In a major new study, the U.K. tops the league table when it comes to regulated betting markets, with India coming in last in the 20 jurisdictions under the spotlight.
The research on what constitutes an optimal betting environment was carried out by H2 Gambling Capital on behalf of The International Betting Integrity Association (IBIA). It covered 20 countries, which have adopted different regulatory and licensing models.
It judged them according to five key criteria, awarding points out of 100.
“Our assessment of the various regulatory models in operation around the world has determined the key factors that are most likely to generate a successful well-regulated betting market: unlimited licensing, competitive GGR tax, wide product offering, integrity provisions and balanced advertising parameters,” David Henwood, Director of H2, said.
Only India and Australia were examined amongst Asia-Pacific markets, with the latter also scoring poorly with 69 points in 16th place overall.
The study estimated that the global regulated market generated $74.1 billion of gross win in 2019, which is forecast to increase to $105.7 billion by 2025. This represented 16 percent of all gambling gross win in 2019. However, betting is the fastest growing gambling segment and is forecast to grow at over double the rate of the overall gambling industry over the next five years, it said.
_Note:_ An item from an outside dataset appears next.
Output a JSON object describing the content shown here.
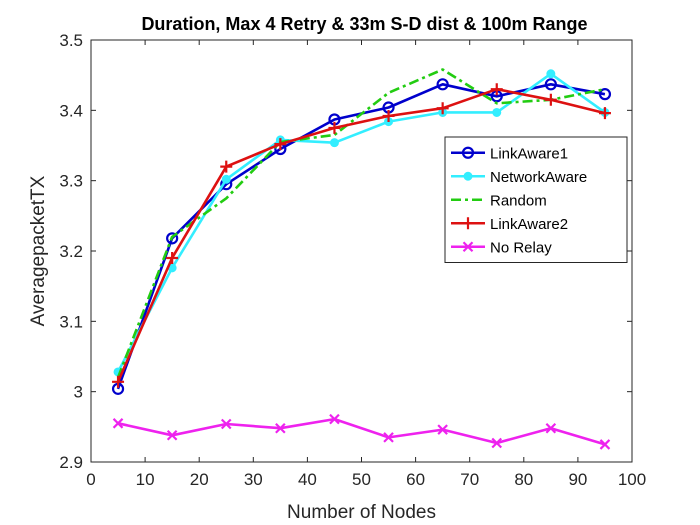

Asia had the largest share of the market in 2019, with about 50 percent of gross win, due mainly to racing and sports lottery monopolies in Hong Kong, China and Japan. However, its importance is expected to wane in favour of the U.S., as that market opens to sports betting. North America is forecast to double from 6.7 percent of the total in 2019 to 12 percent by 2025.
The study found that in the regulated markets, out of 650,000 sports offered, 99.96 percent had no integrity issues. It also found that contrary to popular belief, integrity issues in gambling were not restricted to the online world, with one in five cases reported through IBIA members’ retail outlets.
When it comes to regulatory frameworks, the study says Australia’s framework is fragmented between states and the federal government. In play betting is banned.
It said that although the tax rates are reasonable in terms of a point of consumption tax ranging between 8 to 15 percent of gross gambling revenue, sports bodies are permitted to impose additional fees.
This has significantly increased the burden on Australian operators and acted as a disincentive to new entrants to the market. As a result of the lack of competition and restrictions on products, there is a significant level of betting on overseas sites — offshore channelling — which is an issue, the study said.
India came in at the bottom of the list with just nine out of 100 points, despite estimates that the market generates about $100 billion per annum. Although the Indian Constitution allows each state to regulate and tax gambling, most betting is prohibited apart from horse racing.
“Regulation and market oversight, notably consumer protection, therefore remains absent across much of India,” it said. “This has allowed related criminal activity the opportunity to flourish and continues to occupy the time of law enforcement bodies.”